创建Ros工作空间，并且source devel/setup.bash

3、编写launch文件，并将launch文件放在.../gym_gazebo/assets/目录下

<launch>
   <arg name="world_file"  default="$(find aircraft_start)/worlds/aircraft_wall.world"/>
   <include file="$(find gazebo_ros)/launch/empty_world.launch">
      <arg name="use_sim_time" value="true"/>
      <arg name="paused" value="true"/>
      <arg name="gui" value="true"/>
      <arg name="world_name" value="$(arg world_file)"/>
      <arg name="debug" value="false"/>
  </include>
  <group ns="aircraft_1">
    <arg name="model" value="$(find hector_quadrotor_description)/urdf/quadrotor_with_cam1.gazebo.xacro"/>
    <include file="$(find hector_quadrotor_gazebo)/launch/spawn_quadrotor.launch">
      <arg name="name" value="aircraft_1" />
      <arg name="tf_prefix" value="aircraft_1" />
      <arg name="model" value="$(arg model)" />
      <arg name="x" value="-2.5" />
      <arg name="y" value="-2.5" />
      <arg name="z" value ="1.5" />  
    </include>
  </group>
   <node name = "aircraft_up" pkg = "aircraft_start" type="aircraft_up" output="screen"/>
</launch>

4、编写aircraft_wall(在env目录下面自建)功能包里面的__init__.py 和aircraft_wall_env.py

#aircraft_wall_env.py文件
#!/usr/bin/env python
import gym
from gym import wrappers
#from gym import wrappers
import gym_gazebo
import time
import numpy
import random
import time

import qlearn
import liveplot

def render():
    render_skip = 0 #Skip first X episodes.
    render_interval = 50 #Show render Every Y episodes.
    render_episodes = 10 #Show Z episodes every rendering.
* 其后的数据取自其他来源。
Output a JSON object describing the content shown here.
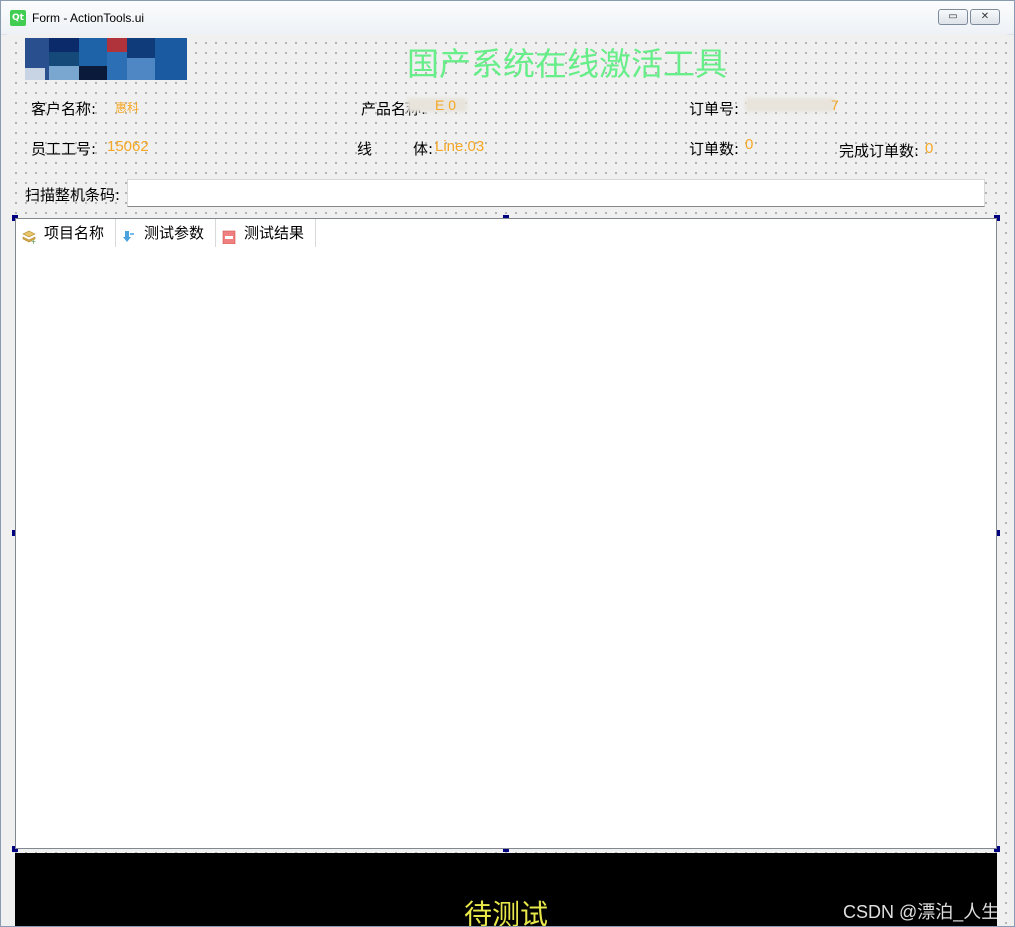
{
  "window": {
    "title": "Form - ActionTools.ui",
    "app_icon": "Qt"
  },
  "header": {
    "title": "国产系统在线激活工具"
  },
  "info": {
    "customer_label": "客户名称:",
    "customer_value": "惠科",
    "product_label": "产品名称:",
    "product_value": "E    0",
    "order_no_label": "订单号:",
    "order_no_value": "7",
    "employee_label": "员工工号:",
    "employee_value": "15062",
    "line_label_1": "线",
    "line_label_2": "体:",
    "line_value": "Line.03",
    "order_count_label": "订单数:",
    "order_count_value": "0",
    "done_count_label": "完成订单数:",
    "done_count_value": "0"
  },
  "scan": {
    "label": "扫描整机条码:",
    "value": ""
  },
  "tree": {
    "columns": [
      {
        "label": "项目名称",
        "icon": "layers-icon"
      },
      {
        "label": "测试参数",
        "icon": "download-arrow-icon"
      },
      {
        "label": "测试结果",
        "icon": "document-icon"
      }
    ]
  },
  "status": {
    "text": "待测试"
  },
  "watermark": "CSDN @漂泊_人生",
  "colors": {
    "title": "#66ee88",
    "value": "#f5a623",
    "status_bg": "#000000",
    "status_text": "#e8e84a"
  }
}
    if (x%render_interval == 0) and (x != 0) and (x > render_skip):
        env.render()
    elif ((x-render_episodes)%render_interval == 0) and (x != 0) and (x > render_skip) and (render_episodes < x):
        env.render(close=True)

if __name__ == '__main__':

    env = gym.make('aircraftwall-v0')  
    outdir = '/tmp/gazebo_gym_experiments'
    env = gym.wrappers.Monitor(env, outdir, force=True)
    plotter = liveplot.LivePlot(outdir)
    last_time_steps = numpy.ndarray(0)
    qlearn = qlearn.QLearn(actions=range(env.action_space.n),alpha=0.2, gamma=0.8, epsilon=0.9)
    initial_epsilon = qlearn.epsilon
    epsilon_discount = 0.9986
    
    start_time = time.time()
    total_episodes = 10000
    highest_reward = 0
    
    for x in range(total_episodes):
        done = False

        cumulated_reward = 0 #Should going forward give more reward then L/R ?
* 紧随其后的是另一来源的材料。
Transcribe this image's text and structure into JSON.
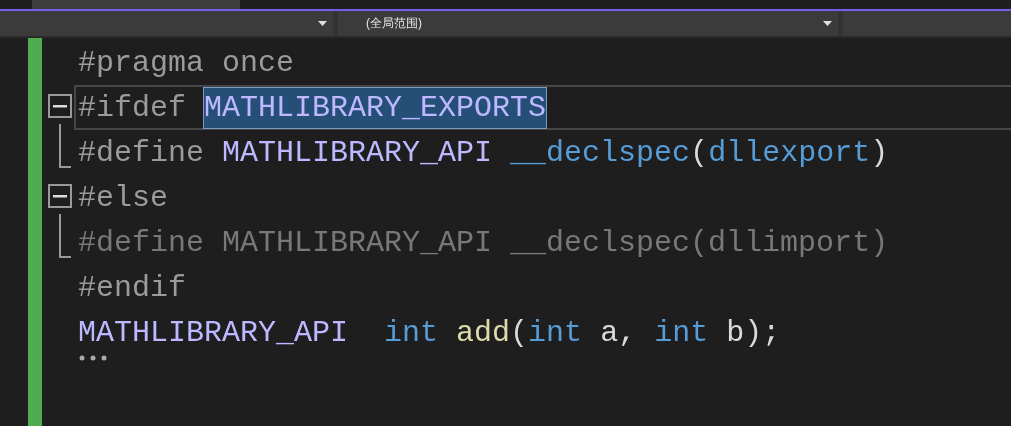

        observation = env.reset()

        if qlearn.epsilon > 0.05:
            qlearn.epsilon *= epsilon_discount

        #render() #defined above, not env.render()

        state = ''.join(map(str, observation))

        for i in range(1500):

            # Pick an action based on the current state
            action = qlearn.chooseAction(state)

            # Execute the action and get feedback
            # observation,reward,done,info = env,step(action)
            observation, reward, done, info = env.step(action)
            cumulated_reward += reward

            if highest_reward < cumulated_reward:
                highest_reward = cumulated_reward

            nextState = ''.join(map(str, observation))

            qlearn.learn(state, action, reward, nextState)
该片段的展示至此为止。